Experience
CASE STUDY > EXPERIENCE DESIGN
Engaging consumers in a six-month study to understand the role of emotions in shopping.
Challenge
At a time when e-commerce is capturing nearly all of the growth in retail, shoppers in the brick and mortar landscape are becoming more desired. Our client, the world’s largest physical retailer, hired us to conduct an in-depth inquiry that could supercharge their in-store customer experience.
Photo by Shelby Cohron on Unsplash
What is the role of emotions in shopping?
We took an ethnographic approach, distributing creative culture kits to shoppers to better understand their priorities, expectations and points of emotional influence at retail. Over six months, we engaged shoppers through diary entries, mobile assignments, in-depth interviews and shop-alongs that employed a proprietary method to track stimuli, emotion, and behavioral response.

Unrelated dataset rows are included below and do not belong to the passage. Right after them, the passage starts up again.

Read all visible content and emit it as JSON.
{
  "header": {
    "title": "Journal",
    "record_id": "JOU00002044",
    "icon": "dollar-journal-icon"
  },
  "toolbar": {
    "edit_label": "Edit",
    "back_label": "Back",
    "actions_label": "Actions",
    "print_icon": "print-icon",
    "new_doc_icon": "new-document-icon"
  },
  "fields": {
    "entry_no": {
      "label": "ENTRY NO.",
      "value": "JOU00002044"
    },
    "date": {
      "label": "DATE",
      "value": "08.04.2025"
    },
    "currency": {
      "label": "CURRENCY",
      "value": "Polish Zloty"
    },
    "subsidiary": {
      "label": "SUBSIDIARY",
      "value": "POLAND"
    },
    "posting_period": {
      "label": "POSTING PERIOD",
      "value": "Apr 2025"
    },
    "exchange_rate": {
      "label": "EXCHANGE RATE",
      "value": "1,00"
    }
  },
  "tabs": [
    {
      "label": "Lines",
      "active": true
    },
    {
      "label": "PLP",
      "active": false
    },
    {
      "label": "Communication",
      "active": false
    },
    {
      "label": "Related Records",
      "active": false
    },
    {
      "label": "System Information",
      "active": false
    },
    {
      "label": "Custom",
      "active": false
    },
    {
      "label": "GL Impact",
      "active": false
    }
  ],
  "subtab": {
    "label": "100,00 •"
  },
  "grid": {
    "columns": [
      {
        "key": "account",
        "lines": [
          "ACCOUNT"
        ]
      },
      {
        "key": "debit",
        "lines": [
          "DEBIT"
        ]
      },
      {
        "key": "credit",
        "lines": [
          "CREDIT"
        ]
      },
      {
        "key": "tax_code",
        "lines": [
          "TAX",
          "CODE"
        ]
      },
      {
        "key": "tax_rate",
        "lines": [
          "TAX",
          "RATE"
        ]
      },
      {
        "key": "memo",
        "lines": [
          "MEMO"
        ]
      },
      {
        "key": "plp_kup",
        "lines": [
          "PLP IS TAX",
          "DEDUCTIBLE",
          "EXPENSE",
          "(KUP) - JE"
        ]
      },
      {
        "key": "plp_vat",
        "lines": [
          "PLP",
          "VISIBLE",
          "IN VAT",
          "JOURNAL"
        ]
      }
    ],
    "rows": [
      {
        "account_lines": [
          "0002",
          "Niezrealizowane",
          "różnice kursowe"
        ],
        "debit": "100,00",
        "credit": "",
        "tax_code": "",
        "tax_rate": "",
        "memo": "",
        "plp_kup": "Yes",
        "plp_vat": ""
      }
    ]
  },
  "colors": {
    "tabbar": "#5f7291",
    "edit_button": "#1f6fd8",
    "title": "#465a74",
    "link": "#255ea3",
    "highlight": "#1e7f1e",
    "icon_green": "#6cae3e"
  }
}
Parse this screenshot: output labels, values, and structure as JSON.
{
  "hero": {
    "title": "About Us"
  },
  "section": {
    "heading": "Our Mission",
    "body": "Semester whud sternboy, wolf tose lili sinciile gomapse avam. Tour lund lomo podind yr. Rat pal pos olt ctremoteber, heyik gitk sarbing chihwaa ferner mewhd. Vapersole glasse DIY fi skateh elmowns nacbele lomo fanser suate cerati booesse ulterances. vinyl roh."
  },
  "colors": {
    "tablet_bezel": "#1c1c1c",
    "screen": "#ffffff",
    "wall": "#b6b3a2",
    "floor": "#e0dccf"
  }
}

I co-created the research plan and built all culture kit collateral. I also led fieldwork in the Kansas City market, and introduced and championed applying attachment theory to our analysis of the retail-consumer relationship.
Process
Solution
Through a proprietary fieldwork tool that tracked emotional experiences in-store, we learned that shoppers’ emotional responses, and subsequent purchase responses, are heavily influenced by the quality of their pre-existing relationship with the retailer. We also developed a retail attachment survey and fielded it to 1000 shoppers, measuring retailer attachment quantitatively.
By applying the science of attachment theory, we developed a framework for retail-consumer relationships. These insights led us to create the Emotions in Shopping Toolkit, a training book for store managers that shows how to increase the frequency of in-store experiences that trigger positive emotions in shoppers.